Ob diejenigen, die ihre alten Sachen in den Altkleidercontainer an der Breitenau geworfen haben, mit diesem Rechtsweg einverstanden sind, wo sie doch eine Weiterverwertung angestrebt haben? Diesmal hätte sie auf direktem Weg gelingen können und eben nicht über einen Millionen verdienenden Handel zwischen Europa und den Armutsländern, wo der Kleiderabfall am Ende landet.

Ob man unserer Sprache nicht kundigen Hilfesuchenden aus Ländern, in denen Recht und Gesetz Fremdwörter sind, abverlangen kann, die Finger von Sachen zu lassen, die scheinbar weggeworfen worden sind? Weil – man bei uns ganz einfach nicht den Abfall anderer Leute durchsucht?

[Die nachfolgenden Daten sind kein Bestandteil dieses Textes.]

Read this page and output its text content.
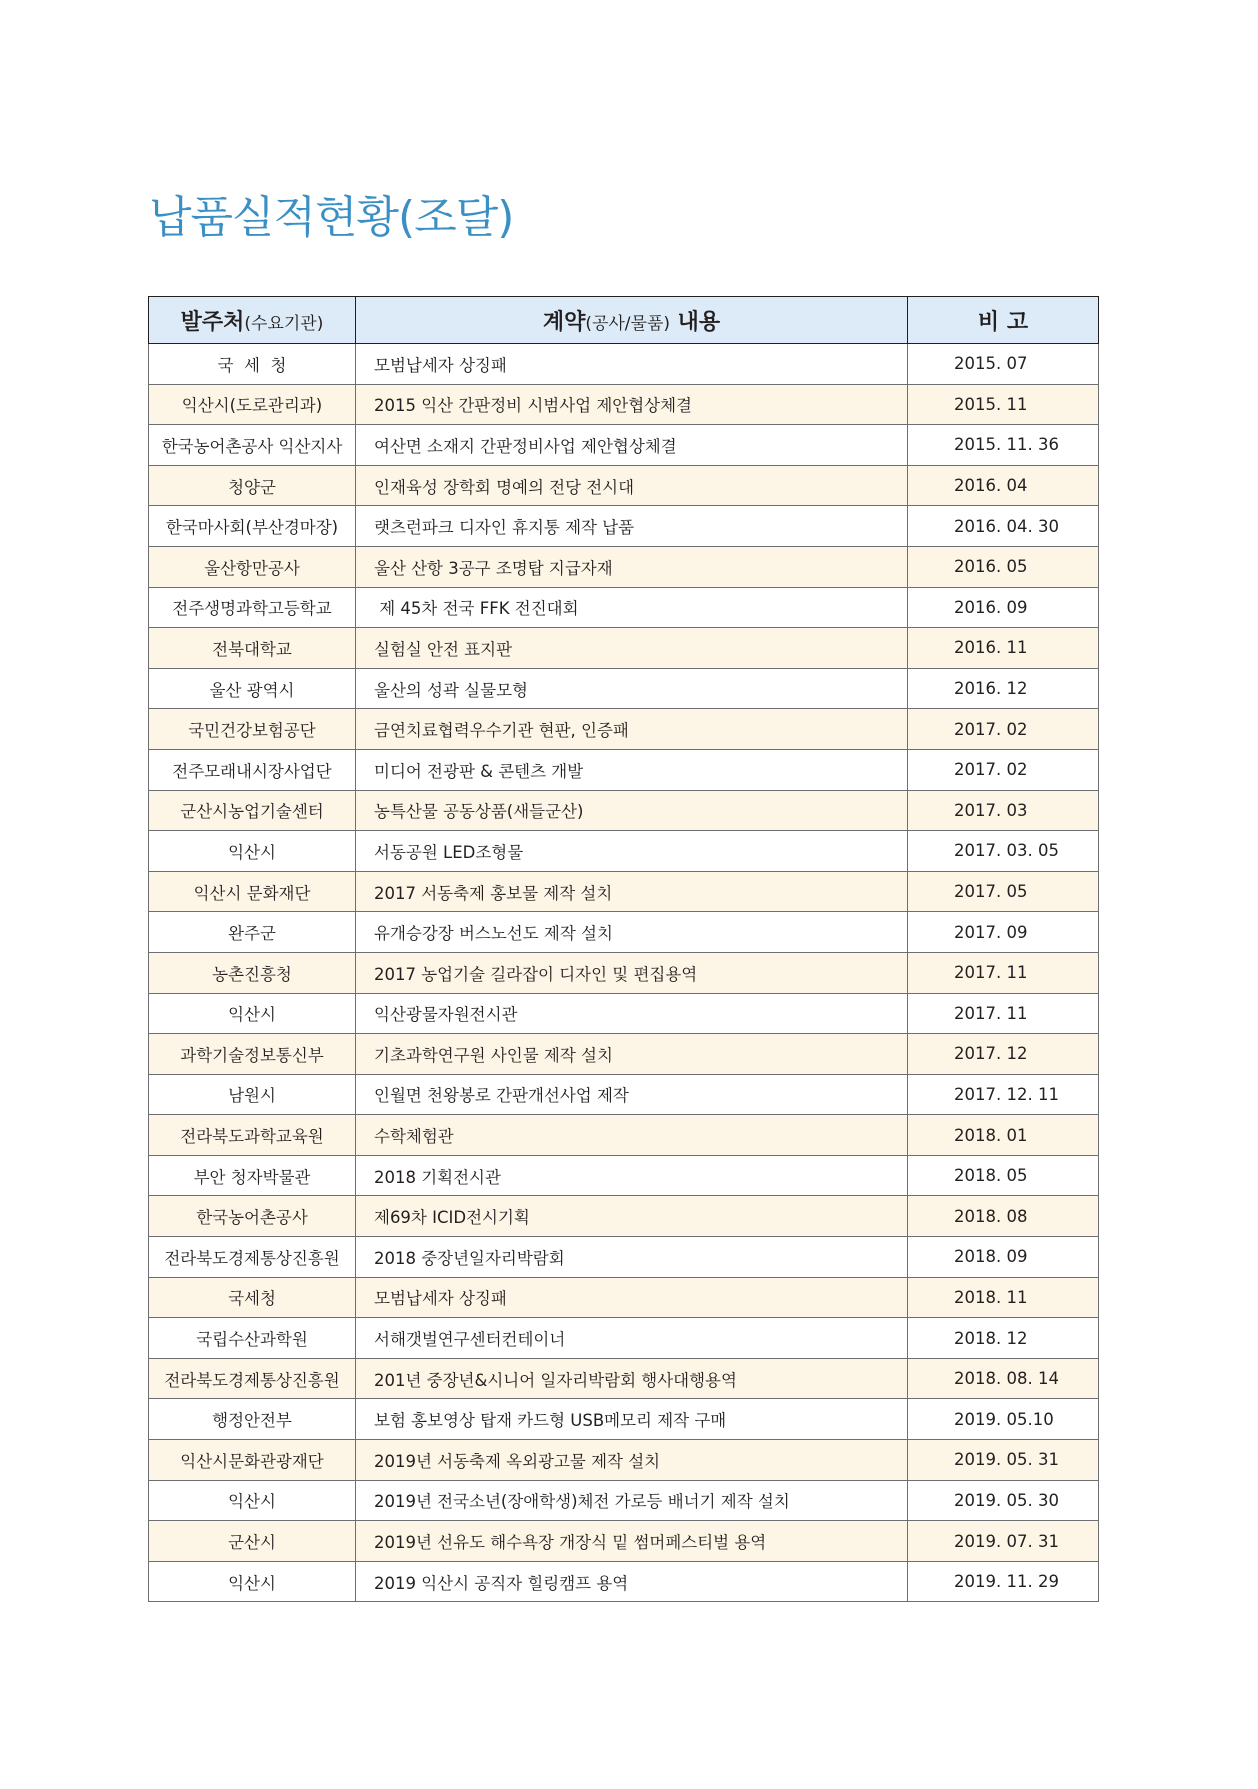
납품실적현황(조달)
발주처(수요기관)	계약(공사/물품) 내용	비 고
국  세  청	모범납세자 상징패	2015. 07
익산시(도로관리과)	2015 익산 간판정비 시범사업 제안협상체결	2015. 11
한국농어촌공사 익산지사	여산면 소재지 간판정비사업 제안협상체결	2015. 11. 36
청양군	인재육성 장학회 명예의 전당 전시대	2016. 04
한국마사회(부산경마장)	랫츠런파크 디자인 휴지통 제작 납품	2016. 04. 30
울산항만공사	울산 산항 3공구 조명탑 지급자재	2016. 05
전주생명과학고등학교	제 45차 전국 FFK 전진대회	2016. 09
전북대학교	실험실 안전 표지판	2016. 11
울산 광역시	울산의 성곽 실물모형	2016. 12
국민건강보험공단	금연치료협력우수기관 현판, 인증패	2017. 02
전주모래내시장사업단	미디어 전광판 & 콘텐츠 개발	2017. 02
군산시농업기술센터	농특산물 공동상품(새들군산)	2017. 03
익산시	서동공원 LED조형물	2017. 03. 05
익산시 문화재단	2017 서동축제 홍보물 제작 설치	2017. 05
완주군	유개승강장 버스노선도 제작 설치	2017. 09
농촌진흥청	2017 농업기술 길라잡이 디자인 및 편집용역	2017. 11
익산시	익산광물자원전시관	2017. 11
과학기술정보통신부	기초과학연구원 사인물 제작 설치	2017. 12
남원시	인월면 천왕봉로 간판개선사업 제작	2017. 12. 11
전라북도과학교육원	수학체험관	2018. 01
부안 청자박물관	2018 기획전시관	2018. 05
한국농어촌공사	제69차 ICID전시기획	2018. 08
전라북도경제통상진흥원	2018 중장년일자리박람회	2018. 09
국세청	모범납세자 상징패	2018. 11
국립수산과학원	서해갯벌연구센터컨테이너	2018. 12
전라북도경제통상진흥원	201년 중장년&시니어 일자리박람회 행사대행용역	2018. 08. 14
행정안전부	보험 홍보영상 탑재 카드형 USB메모리 제작 구매	2019. 05.10
익산시문화관광재단	2019년 서동축제 옥외광고물 제작 설치	2019. 05. 31
익산시	2019년 전국소년(장애학생)체전 가로등 배너기 제작 설치	2019. 05. 30
군산시	2019년 선유도 해수욕장 개장식 밑 썸머페스티벌 용역	2019. 07. 31
익산시	2019 익산시 공직자 힐링캠프 용역	2019. 11. 29
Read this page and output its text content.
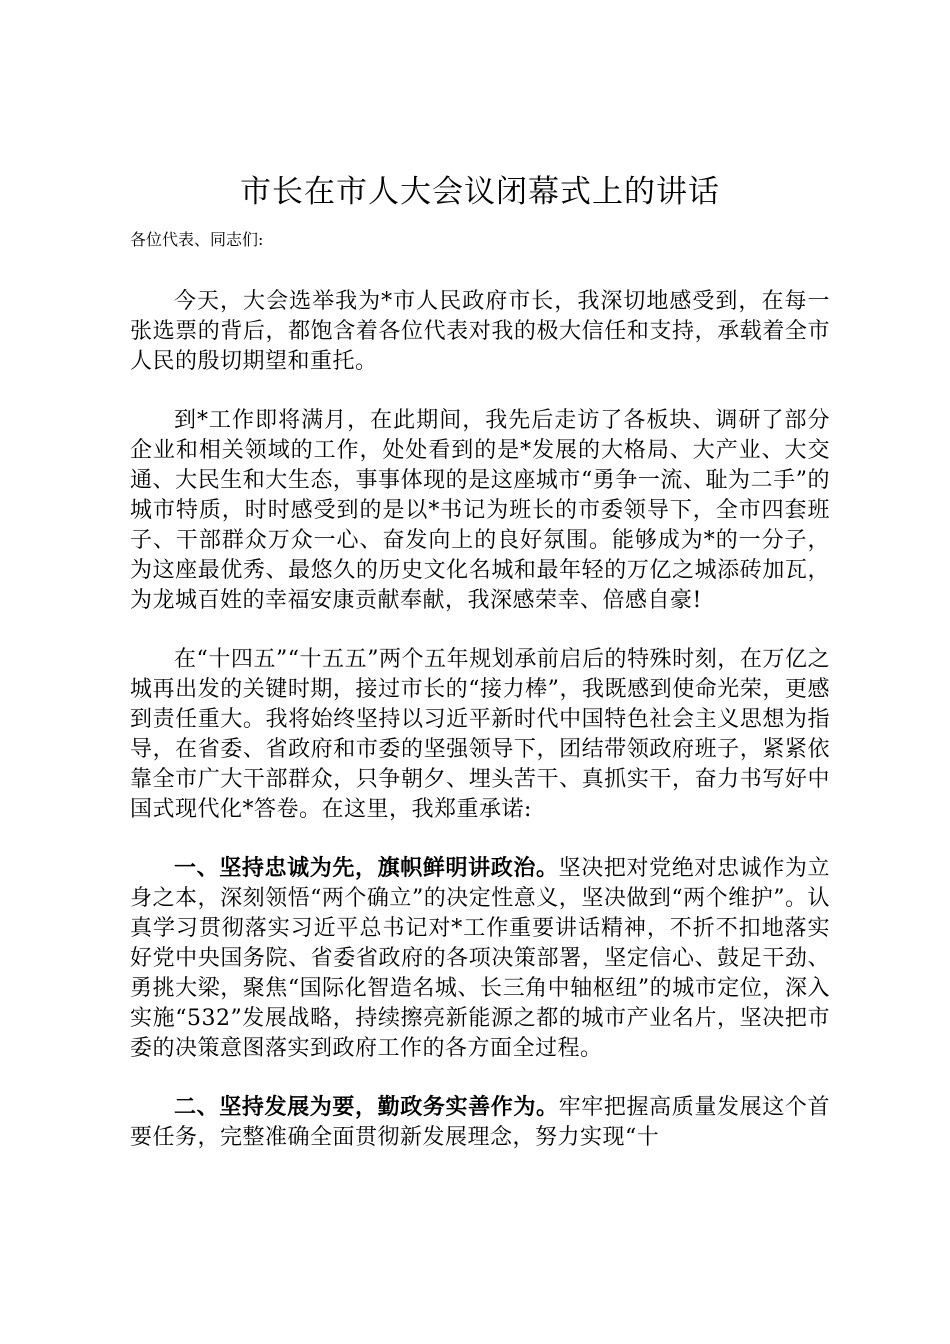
市长在市人大会议闭幕式上的讲话
各位代表、同志们:

今天，大会选举我为*市人民政府市长，我深切地感受到，在每一张选票的背后，都饱含着各位代表对我的极大信任和支持，承载着全市人民的殷切期望和重托。

到*工作即将满月，在此期间，我先后走访了各板块、调研了部分企业和相关领域的工作，处处看到的是*发展的大格局、大产业、大交通、大民生和大生态，事事体现的是这座城市“勇争一流、耻为二手”的城市特质，时时感受到的是以*书记为班长的市委领导下，全市四套班子、干部群众万众一心、奋发向上的良好氛围。能够成为*的一分子，为这座最优秀、最悠久的历史文化名城和最年轻的万亿之城添砖加瓦，为龙城百姓的幸福安康贡献奉献，我深感荣幸、倍感自豪!

在“十四五”“十五五”两个五年规划承前启后的特殊时刻，在万亿之城再出发的关键时期，接过市长的“接力棒”，我既感到使命光荣，更感到责任重大。我将始终坚持以习近平新时代中国特色社会主义思想为指导，在省委、省政府和市委的坚强领导下，团结带领政府班子，紧紧依靠全市广大干部群众，只争朝夕、埋头苦干、真抓实干，奋力书写好中国式现代化*答卷。在这里，我郑重承诺:

一、坚持忠诚为先，旗帜鲜明讲政治。坚决把对党绝对忠诚作为立身之本，深刻领悟“两个确立”的决定性意义，坚决做到“两个维护”。认真学习贯彻落实习近平总书记对*工作重要讲话精神，不折不扣地落实好党中央国务院、省委省政府的各项决策部署，坚定信心、鼓足干劲、勇挑大梁，聚焦“国际化智造名城、长三角中轴枢纽”的城市定位，深入实施“532”发展战略，持续擦亮新能源之都的城市产业名片，坚决把市委的决策意图落实到政府工作的各方面全过程。

二、坚持发展为要，勤政务实善作为。牢牢把握高质量发展这个首要任务，完整准确全面贯彻新发展理念，努力实现“十
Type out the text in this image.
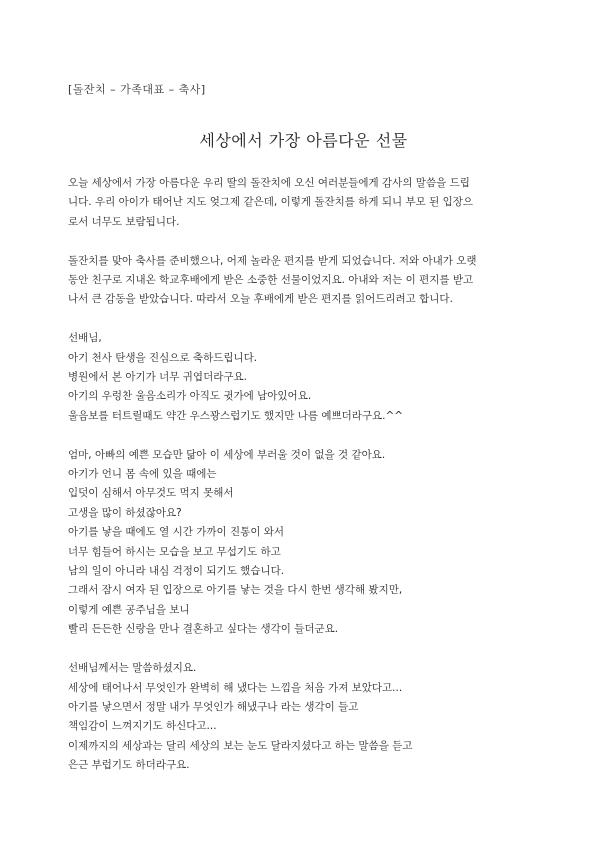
[돌잔치 – 가족대표 – 축사]

세상에서 가장 아름다운 선물

오늘 세상에서 가장 아름다운 우리 딸의 돌잔치에 오신 여러분들에게 감사의 말씀을 드립
니다. 우리 아이가 태어난 지도 엊그제 같은데, 이렇게 돌잔치를 하게 되니 부모 된 입장으
로서 너무도 보람됩니다.

돌잔치를 맞아 축사를 준비했으나, 어제 놀라운 편지를 받게 되었습니다. 저와 아내가 오랫
동안 친구로 지내온 학교후배에게 받은 소중한 선물이었지요. 아내와 저는 이 편지를 받고
나서 큰 감동을 받았습니다. 따라서 오늘 후배에게 받은 편지를 읽어드리려고 합니다.

선배님,
아기 천사 탄생을 진심으로 축하드립니다.
병원에서 본 아기가 너무 귀엽더라구요.
아기의 우렁찬 울음소리가 아직도 귓가에 남아있어요.
울음보를 터트릴때도 약간 우스꽝스럽기도 했지만 나름 예쁘더라구요.^^

엄마, 아빠의 예쁜 모습만 닮아 이 세상에 부러울 것이 없을 것 같아요.
아기가 언니 몸 속에 있을 때에는
입덧이 심해서 아무것도 먹지 못해서
고생을 많이 하셨잖아요?
아기를 낳을 때에도 열 시간 가까이 진통이 와서
너무 힘들어 하시는 모습을 보고 무섭기도 하고
남의 일이 아니라 내심 걱정이 되기도 했습니다.
그래서 잠시 여자 된 입장으로 아기를 낳는 것을 다시 한번 생각해 봤지만,
이렇게 예쁜 공주님을 보니
빨리 든든한 신랑을 만나 결혼하고 싶다는 생각이 들더군요.

선배님께서는 말씀하셨지요.
세상에 태어나서 무엇인가 완벽히 해 냈다는 느낌을 처음 가져 보았다고...
아기를 낳으면서 정말 내가 무엇인가 해냈구나 라는 생각이 들고
책임감이 느껴지기도 하신다고...
이제까지의 세상과는 달리 세상의 보는 눈도 달라지셨다고 하는 말씀을 듣고
은근 부럽기도 하더라구요.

Ob die Polizei zur frühen Stunde an einem Sonntag und später dann die Justiz nichts Wichtigeres zu tun haben, als Altkleider-Diebe der Gerechtigkeit zuzuführen?

Ob wir schon wieder in einem Land leben, in dem Minderheiten denunziert und gepeinigt werden?

Wäre es nicht wirklich angezeigt, beide Augen zuzudrücken, wenn armselige Menschen die von Supermärkten in Abfallcontainern entsorgten Lebensmittel  im wahrsten Sinne brauchen können? Oder wenn olle Klamotten aus Altkleidercontainern an kalten Wintertagen gerade hierzulande noch sehr hilfreich sein können? Dieses fast schon urchristliche Bild des sein Gewand mit einem Bettler teilenden heiligen Martin – es wird zuweilen überschattet von Raffgier und Gewinnsucht, Futterneid und Denunziantentum.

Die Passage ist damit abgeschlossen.